EINST eine Kolonialenklave, in den Dreißigerjahren die fünftgrößte Stadt der Welt mit einem riesigen Hafen, war Schanghai in den Jahren der Mao-Ära (1949-1976) ins Abseits geraten. Seit China wieder am Weltwirtschaftsgeschehen teilhat, will seine politische Führung die Megalopolis aus ihrem Dornröschenschlaf aufwecken und in eine „Global City“ verwandeln, die mit den amerikanischen Pazifik-Metropolen mithalten kann. Für eine so spektakuläre Entwicklung nimmt man im Namen der Zukunft soziale Ungleichheit billigend in Kauf.

Von PHILIP S. GOLUB *

Stolz flattert die rote Fahne über den Gebäuden zu beiden Seiten des Huangpu. Vor dem Hintergrund der eleganten Bauten des so genannten Bundviertels1 aus den Dreißigerjahren weist ein bronzener Mao mit dem Arm in die Zukunft, als wolle er die neu gewonnene Souveränität und den Aufschwung Chinas nach einem Jahrhundert der Erniedrigungen durch westliche und asiatische Großmächte (1839-1945) unterstreichen. In diesem Laboratorium der chinesischen Modernisierung sind vom Kommunismus nichts als vieldeutige Zeichen übrig geblieben, in denen sich nationale Idee und revolutionärer Schwung vermengen. Ausdruck des auftrumpfenden Nationalismus eines Landes von kontinentalen Dimensionen, das sich unaufhaltsam und unwiderruflich Zutritt zur globalen Ökonomie und in die internationale Politik verschafft.

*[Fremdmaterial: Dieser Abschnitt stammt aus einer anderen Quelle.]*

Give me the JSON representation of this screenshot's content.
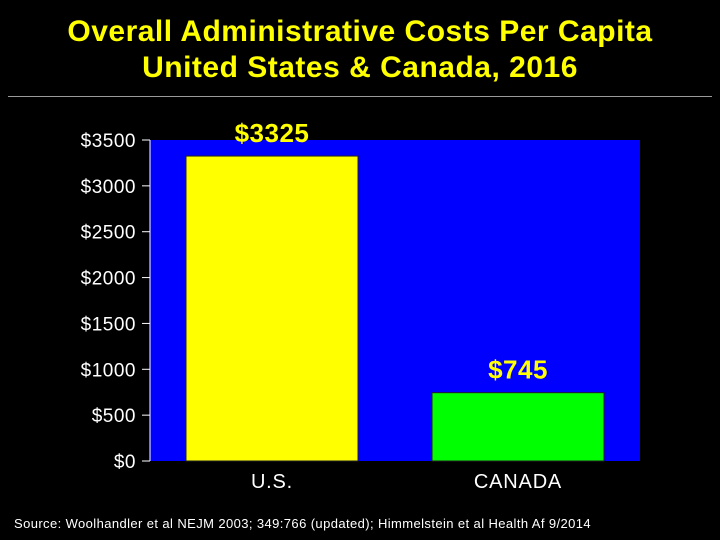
{
  "title": {
    "line1": "Overall Administrative Costs Per Capita",
    "line2": "United States & Canada, 2016"
  },
  "source": "Source: Woolhandler et al NEJM 2003; 349:766 (updated); Himmelstein et al Health Af 9/2014",
  "colors": {
    "background": "#000000",
    "plot_area": "#0000ff",
    "title": "#ffff00",
    "us_bar": "#ffff00",
    "canada_bar": "#00ff00",
    "data_label": "#ffff00",
    "tick_label": "#ffffff"
  },
  "chart_data": {
    "type": "bar",
    "title": "Overall Administrative Costs Per Capita, United States & Canada, 2016",
    "categories": [
      "U.S.",
      "CANADA"
    ],
    "values": [
      3325,
      745
    ],
    "data_labels": [
      "$3325",
      "$745"
    ],
    "ylim": [
      0,
      3500
    ],
    "yticks": [
      0,
      500,
      1000,
      1500,
      2000,
      2500,
      3000,
      3500
    ],
    "ytick_labels": [
      "$0",
      "$500",
      "$1000",
      "$1500",
      "$2000",
      "$2500",
      "$3000",
      "$3500"
    ],
    "xlabel": "",
    "ylabel": "",
    "grid": false
  }
}
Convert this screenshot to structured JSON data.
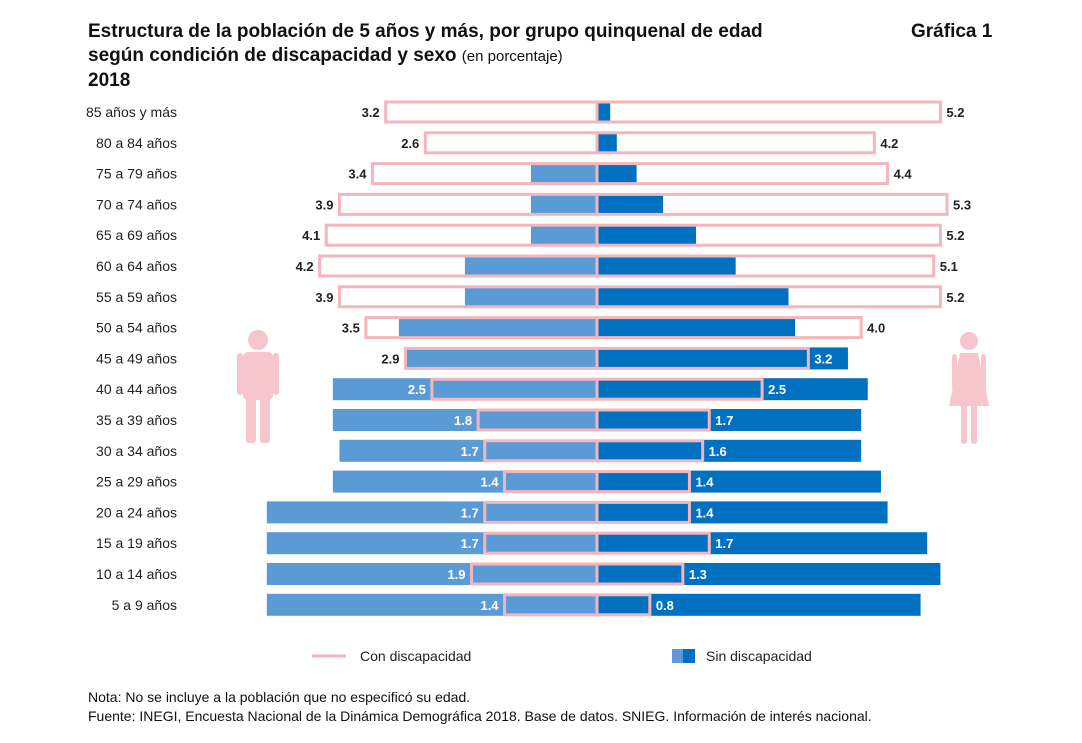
{
  "header": {
    "title_line1": "Estructura de la población de 5 años y más, por grupo quinquenal de edad",
    "title_line2": "según condición de discapacidad y sexo",
    "title_unit": "(en porcentaje)",
    "title_year": "2018",
    "graph_number": "Gráfica 1"
  },
  "footer": {
    "note": "Nota: No se incluye a la población que no especificó su edad.",
    "source": "Fuente: INEGI, Encuesta Nacional de la Dinámica Demográfica 2018. Base de datos. SNIEG. Información de interés nacional."
  },
  "colors": {
    "male_sin": "#5B9BD5",
    "female_sin": "#0070C0",
    "con_outline": "#F4B6BE",
    "icon": "#F7C6CC"
  },
  "icons": {
    "male": "man-icon",
    "female": "woman-icon"
  },
  "chart_data": {
    "type": "bar",
    "orientation": "horizontal",
    "categories": [
      "85 años y más",
      "80 a 84 años",
      "75 a 79 años",
      "70 a 74 años",
      "65 a 69 años",
      "60 a 64 años",
      "55 a 59 años",
      "50 a 54 años",
      "45 a 49 años",
      "40 a 44 años",
      "35 a 39 años",
      "30 a 34 años",
      "25 a 29 años",
      "20 a 24 años",
      "15 a 19 años",
      "10 a 14 años",
      "5 a 9 años"
    ],
    "series": [
      {
        "name": "Con discapacidad",
        "side": "hombres",
        "values": [
          3.2,
          2.6,
          3.4,
          3.9,
          4.1,
          4.2,
          3.9,
          3.5,
          2.9,
          2.5,
          1.8,
          1.7,
          1.4,
          1.7,
          1.7,
          1.9,
          1.4
        ]
      },
      {
        "name": "Con discapacidad",
        "side": "mujeres",
        "values": [
          5.2,
          4.2,
          4.4,
          5.3,
          5.2,
          5.1,
          5.2,
          4.0,
          3.2,
          2.5,
          1.7,
          1.6,
          1.4,
          1.4,
          1.7,
          1.3,
          0.8
        ]
      },
      {
        "name": "Sin discapacidad",
        "side": "hombres",
        "values": [
          0.0,
          0.0,
          1.0,
          1.0,
          1.0,
          2.0,
          2.0,
          3.0,
          2.9,
          4.0,
          4.0,
          3.9,
          4.0,
          5.0,
          5.0,
          5.0,
          5.0
        ]
      },
      {
        "name": "Sin discapacidad",
        "side": "mujeres",
        "values": [
          0.2,
          0.3,
          0.6,
          1.0,
          1.5,
          2.1,
          2.9,
          3.0,
          3.8,
          4.1,
          4.0,
          4.0,
          4.3,
          4.4,
          5.0,
          5.2,
          4.9
        ]
      }
    ],
    "legend": [
      "Con discapacidad",
      "Sin discapacidad"
    ],
    "legend_position": "bottom",
    "xlim": [
      -5.3,
      5.3
    ],
    "grid": false
  }
}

Anfang der Neunzigerjahre beschlossen Deng Xiaoping und seine Nachfolger nach langem Zögern2 , aus Schanghai die erste „globale Stadt“ Chinas zu machen. Man wollte eines der Nervenzentren des internationalen Systems errichten, wo sich Leitungsfunktionen konzentrieren, wo Waren- und Geldströme reguliert werden und wo dem Weltmarkt der Takt vorgegeben wird.3 Präsident Jiang Zemin und Ministerpräsident Zhu Rongji sind seither bestrebt, in Schanghai „postindustrielles“ Know-how und Dienstleistungen zu konzentrieren, und dazu die Hochtechnologie, das „hyperqualifizierte“ Humankapital und das Finanzkapital, das für die Umgestaltung der Stadt zur chinesischen Weltwirtschaftszentrale sorgen soll. Nur wenn das gelingt, kann die Metropole mit Tokio, vor allem aber mit Los Angeles und New York konkurrieren. Diese beiden Städte sind für die Chinesen Horizont und Inbegriff der Zukunft. Man misst sich nicht mehr an Europa mit seinen zersplitterten Energien, auch nicht am japanischen Nachbarn. Was zählt, ist allein der amerikanische Gigantismus.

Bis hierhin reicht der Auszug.